In vigore dal 21 mag 1941
Ferma in ogni altro caso la disposizione del secondo comma dell' del codice penale, il militare, che, per timore di un pericolo o altro inescusabile motivo, non usa ogni mezzo possibile per impedire la esecuzione di alcuno dei reati contro la fedeltà o la difesa militare, o di rivolta o di ammutinamento, che si commette in sua presenza, è punito:
1° con la reclusione non inferiore a dieci anni, se per il reato è stabilita la pena di morte con degradazione o quella dell'ergastolo;
2° negli altri casi, con la pena stabilita per il reato, diminuita dalla metà a due terzi.
Se il colpevole è il più elevato in grado, o, a parità di grado, superiore in comando o più anziano, si applica la pena stabilita per il reato.

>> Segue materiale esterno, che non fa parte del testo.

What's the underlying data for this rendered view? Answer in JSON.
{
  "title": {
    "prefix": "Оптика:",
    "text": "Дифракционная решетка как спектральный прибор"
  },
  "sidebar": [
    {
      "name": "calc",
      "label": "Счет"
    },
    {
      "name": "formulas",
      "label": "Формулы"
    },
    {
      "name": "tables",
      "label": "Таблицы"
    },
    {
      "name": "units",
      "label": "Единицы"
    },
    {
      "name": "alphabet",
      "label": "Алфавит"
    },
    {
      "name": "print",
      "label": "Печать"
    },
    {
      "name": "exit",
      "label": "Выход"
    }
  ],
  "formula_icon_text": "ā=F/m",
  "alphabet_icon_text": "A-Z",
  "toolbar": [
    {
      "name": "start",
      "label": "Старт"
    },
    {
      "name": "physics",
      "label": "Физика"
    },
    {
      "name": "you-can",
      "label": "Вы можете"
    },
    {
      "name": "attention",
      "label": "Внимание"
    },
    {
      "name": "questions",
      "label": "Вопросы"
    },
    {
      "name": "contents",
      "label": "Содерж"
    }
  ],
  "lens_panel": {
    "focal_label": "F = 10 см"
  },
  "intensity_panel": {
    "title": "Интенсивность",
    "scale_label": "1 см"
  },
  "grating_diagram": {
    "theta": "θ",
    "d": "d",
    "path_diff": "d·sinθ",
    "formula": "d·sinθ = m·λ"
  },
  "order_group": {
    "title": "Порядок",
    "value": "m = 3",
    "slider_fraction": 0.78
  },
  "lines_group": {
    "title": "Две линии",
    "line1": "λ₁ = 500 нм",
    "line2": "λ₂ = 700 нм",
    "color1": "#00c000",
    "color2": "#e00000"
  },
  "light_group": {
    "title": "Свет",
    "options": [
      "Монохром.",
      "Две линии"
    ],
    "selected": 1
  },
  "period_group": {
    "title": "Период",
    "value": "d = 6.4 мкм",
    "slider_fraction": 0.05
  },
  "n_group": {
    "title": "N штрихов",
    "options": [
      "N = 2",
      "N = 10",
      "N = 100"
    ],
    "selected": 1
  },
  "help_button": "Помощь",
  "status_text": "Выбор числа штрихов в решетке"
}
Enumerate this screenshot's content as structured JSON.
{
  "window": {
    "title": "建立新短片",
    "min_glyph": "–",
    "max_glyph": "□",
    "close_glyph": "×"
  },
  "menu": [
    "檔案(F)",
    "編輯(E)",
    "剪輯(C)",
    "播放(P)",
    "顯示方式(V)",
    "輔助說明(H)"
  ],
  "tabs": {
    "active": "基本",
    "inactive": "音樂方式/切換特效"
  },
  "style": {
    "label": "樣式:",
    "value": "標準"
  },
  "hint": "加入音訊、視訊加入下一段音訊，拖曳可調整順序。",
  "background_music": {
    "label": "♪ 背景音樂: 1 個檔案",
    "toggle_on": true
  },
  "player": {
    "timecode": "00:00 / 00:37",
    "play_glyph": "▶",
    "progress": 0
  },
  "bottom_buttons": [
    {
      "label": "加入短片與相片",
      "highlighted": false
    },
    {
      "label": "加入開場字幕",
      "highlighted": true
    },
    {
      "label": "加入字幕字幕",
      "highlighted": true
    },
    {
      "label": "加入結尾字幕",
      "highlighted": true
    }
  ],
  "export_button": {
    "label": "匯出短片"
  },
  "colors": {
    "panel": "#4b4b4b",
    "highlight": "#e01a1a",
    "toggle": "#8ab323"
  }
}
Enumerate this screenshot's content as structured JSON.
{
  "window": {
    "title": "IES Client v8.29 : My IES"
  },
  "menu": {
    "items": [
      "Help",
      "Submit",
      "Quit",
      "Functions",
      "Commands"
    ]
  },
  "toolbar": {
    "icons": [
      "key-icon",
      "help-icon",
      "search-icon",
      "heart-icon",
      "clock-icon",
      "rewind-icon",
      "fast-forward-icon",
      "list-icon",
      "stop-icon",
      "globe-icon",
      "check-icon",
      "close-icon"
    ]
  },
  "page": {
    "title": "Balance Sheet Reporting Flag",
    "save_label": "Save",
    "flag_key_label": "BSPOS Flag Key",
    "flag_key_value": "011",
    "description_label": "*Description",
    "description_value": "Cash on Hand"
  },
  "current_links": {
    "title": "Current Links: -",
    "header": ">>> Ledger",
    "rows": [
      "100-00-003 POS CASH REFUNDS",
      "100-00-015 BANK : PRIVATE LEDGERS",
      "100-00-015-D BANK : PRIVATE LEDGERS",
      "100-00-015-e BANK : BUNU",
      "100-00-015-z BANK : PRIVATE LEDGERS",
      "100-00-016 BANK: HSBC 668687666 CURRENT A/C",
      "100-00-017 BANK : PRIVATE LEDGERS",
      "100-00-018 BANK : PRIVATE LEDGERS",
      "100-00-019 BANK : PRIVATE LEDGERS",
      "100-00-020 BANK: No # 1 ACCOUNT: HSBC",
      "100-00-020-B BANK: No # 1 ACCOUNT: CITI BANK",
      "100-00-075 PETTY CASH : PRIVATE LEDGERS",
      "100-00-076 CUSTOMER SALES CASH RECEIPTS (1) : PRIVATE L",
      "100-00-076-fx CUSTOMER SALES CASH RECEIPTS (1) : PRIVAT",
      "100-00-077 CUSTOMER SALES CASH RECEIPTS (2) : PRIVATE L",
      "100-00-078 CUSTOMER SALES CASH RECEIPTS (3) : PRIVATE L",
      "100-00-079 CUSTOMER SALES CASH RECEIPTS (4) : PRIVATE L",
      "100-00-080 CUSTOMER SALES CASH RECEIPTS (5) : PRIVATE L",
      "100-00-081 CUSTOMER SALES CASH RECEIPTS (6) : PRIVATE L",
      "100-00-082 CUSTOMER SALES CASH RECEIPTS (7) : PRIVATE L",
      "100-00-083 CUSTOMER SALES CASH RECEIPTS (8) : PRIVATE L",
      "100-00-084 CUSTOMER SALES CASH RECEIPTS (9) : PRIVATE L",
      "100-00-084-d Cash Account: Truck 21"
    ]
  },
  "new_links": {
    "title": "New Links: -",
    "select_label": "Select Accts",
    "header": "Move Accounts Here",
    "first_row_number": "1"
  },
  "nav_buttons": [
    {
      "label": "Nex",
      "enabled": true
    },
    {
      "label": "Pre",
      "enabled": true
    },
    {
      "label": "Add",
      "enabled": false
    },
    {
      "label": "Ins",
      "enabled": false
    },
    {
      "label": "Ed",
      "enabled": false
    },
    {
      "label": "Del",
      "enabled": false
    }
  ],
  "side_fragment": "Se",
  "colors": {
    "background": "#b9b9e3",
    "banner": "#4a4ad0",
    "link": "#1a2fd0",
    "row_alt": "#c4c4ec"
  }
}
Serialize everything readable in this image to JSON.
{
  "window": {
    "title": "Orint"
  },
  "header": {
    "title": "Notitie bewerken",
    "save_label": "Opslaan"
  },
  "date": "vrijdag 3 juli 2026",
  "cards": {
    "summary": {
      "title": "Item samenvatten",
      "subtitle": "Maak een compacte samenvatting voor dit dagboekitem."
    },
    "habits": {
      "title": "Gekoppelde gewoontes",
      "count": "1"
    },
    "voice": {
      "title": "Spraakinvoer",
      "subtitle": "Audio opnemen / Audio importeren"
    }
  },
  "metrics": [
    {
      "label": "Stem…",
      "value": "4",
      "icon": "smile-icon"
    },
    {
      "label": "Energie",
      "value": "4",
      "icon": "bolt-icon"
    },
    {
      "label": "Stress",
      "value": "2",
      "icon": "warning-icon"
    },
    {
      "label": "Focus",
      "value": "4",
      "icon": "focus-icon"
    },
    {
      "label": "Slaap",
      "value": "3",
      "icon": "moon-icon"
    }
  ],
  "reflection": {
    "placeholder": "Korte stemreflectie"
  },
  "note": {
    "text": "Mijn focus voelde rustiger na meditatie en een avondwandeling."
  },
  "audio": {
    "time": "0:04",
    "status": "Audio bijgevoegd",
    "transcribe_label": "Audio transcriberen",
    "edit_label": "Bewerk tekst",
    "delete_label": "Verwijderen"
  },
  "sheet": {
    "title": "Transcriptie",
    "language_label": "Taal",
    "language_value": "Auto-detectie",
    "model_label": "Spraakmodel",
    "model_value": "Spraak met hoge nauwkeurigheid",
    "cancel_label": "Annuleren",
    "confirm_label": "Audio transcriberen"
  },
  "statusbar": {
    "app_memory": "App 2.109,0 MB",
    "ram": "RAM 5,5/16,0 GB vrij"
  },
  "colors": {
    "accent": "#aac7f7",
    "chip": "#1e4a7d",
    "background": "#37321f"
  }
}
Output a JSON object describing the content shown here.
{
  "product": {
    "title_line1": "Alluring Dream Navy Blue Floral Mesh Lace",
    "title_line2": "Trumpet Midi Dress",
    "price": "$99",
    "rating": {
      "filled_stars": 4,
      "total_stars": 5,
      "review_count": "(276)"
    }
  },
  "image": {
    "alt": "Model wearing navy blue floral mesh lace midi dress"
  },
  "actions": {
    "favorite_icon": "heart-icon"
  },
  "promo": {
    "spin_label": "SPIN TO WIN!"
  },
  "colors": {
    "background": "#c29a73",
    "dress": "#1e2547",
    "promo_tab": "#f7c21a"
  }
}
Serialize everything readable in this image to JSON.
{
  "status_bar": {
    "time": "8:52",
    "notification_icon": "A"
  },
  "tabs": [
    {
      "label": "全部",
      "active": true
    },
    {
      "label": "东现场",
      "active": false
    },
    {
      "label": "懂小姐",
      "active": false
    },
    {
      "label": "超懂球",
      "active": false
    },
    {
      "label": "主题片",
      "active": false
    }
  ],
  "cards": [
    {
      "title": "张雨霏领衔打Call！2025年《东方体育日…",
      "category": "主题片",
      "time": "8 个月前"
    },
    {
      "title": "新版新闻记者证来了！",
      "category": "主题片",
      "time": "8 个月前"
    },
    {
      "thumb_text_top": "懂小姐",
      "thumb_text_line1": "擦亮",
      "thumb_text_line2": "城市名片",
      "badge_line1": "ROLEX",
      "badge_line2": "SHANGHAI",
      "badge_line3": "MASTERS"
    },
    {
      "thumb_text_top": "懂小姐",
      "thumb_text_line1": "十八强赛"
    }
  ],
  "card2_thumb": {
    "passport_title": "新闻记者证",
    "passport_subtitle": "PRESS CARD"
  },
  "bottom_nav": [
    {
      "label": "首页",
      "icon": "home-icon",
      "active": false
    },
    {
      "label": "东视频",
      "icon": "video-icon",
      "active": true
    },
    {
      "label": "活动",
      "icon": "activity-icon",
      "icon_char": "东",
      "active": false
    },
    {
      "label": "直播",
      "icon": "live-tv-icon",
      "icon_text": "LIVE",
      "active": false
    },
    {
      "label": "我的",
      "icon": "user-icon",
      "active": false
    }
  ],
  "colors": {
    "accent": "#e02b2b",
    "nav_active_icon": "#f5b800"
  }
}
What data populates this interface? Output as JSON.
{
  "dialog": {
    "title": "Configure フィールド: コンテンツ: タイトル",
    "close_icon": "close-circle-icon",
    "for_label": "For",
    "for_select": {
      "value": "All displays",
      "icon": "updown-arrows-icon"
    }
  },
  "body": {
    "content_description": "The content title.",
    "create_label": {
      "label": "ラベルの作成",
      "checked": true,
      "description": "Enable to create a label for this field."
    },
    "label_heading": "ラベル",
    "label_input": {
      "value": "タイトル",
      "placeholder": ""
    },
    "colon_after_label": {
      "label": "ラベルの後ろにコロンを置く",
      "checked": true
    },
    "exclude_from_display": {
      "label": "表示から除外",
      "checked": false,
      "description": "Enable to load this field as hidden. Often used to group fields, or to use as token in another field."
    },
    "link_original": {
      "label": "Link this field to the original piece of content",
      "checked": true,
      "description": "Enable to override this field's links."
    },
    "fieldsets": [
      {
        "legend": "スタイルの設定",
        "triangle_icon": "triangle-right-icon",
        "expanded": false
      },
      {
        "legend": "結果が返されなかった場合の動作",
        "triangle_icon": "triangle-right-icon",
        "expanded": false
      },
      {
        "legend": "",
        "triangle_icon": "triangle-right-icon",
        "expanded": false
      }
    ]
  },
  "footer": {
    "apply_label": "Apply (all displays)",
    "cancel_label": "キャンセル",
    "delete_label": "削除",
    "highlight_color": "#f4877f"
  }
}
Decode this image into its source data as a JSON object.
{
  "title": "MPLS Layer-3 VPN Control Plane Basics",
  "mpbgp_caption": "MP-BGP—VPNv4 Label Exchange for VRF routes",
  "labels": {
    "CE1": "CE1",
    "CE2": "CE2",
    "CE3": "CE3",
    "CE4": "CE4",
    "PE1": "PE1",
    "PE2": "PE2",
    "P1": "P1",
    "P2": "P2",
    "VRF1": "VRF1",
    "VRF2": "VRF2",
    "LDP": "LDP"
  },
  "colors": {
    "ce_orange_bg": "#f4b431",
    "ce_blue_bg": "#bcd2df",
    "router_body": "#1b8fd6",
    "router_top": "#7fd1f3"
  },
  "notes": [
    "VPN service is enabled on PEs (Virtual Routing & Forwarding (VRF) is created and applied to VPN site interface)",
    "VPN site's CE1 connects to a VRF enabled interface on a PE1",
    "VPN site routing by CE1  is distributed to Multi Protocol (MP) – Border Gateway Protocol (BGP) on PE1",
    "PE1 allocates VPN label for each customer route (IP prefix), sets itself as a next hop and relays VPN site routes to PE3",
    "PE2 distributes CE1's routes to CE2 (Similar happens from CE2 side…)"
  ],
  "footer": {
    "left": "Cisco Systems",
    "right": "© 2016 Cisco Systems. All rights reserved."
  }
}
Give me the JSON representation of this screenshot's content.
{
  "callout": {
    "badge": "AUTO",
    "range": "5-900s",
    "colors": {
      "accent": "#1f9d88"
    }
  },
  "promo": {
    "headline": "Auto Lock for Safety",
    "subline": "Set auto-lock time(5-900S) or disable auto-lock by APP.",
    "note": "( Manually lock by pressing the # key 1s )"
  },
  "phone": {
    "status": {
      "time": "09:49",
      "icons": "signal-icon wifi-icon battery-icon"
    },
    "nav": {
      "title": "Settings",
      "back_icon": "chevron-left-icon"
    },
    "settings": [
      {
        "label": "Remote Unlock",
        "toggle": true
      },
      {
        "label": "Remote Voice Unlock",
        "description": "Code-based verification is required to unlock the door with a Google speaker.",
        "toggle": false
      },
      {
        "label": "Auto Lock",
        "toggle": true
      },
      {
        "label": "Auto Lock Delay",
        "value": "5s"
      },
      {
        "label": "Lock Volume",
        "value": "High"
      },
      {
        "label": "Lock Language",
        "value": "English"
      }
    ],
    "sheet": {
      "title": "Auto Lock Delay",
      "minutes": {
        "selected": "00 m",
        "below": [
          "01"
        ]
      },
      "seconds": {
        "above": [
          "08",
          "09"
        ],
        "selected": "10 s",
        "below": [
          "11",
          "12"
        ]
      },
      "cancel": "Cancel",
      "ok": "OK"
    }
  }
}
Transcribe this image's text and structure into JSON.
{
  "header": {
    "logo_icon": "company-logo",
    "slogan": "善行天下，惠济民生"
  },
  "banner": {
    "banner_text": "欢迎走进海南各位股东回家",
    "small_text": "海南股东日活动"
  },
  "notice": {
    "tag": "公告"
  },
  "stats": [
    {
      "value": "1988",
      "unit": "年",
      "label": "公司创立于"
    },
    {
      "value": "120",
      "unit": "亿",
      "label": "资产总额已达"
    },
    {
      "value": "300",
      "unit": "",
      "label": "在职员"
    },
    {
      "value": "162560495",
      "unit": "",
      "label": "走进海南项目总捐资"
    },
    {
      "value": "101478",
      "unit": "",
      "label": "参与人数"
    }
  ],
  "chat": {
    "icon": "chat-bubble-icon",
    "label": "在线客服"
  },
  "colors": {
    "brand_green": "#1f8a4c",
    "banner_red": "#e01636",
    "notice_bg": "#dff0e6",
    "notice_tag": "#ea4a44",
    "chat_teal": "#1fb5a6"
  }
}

Nondimeno, il giudice può diminuire la pena.
Agli effetti delle disposizioni dei commi precedenti, per la determinazione della pena stabilita per i reati in essi indicati, non si ha riguardo a quella che la legge stabilisce per i capi, promotori od organizzatori del reato o per coloro che ne hanno diretto la esecuzione.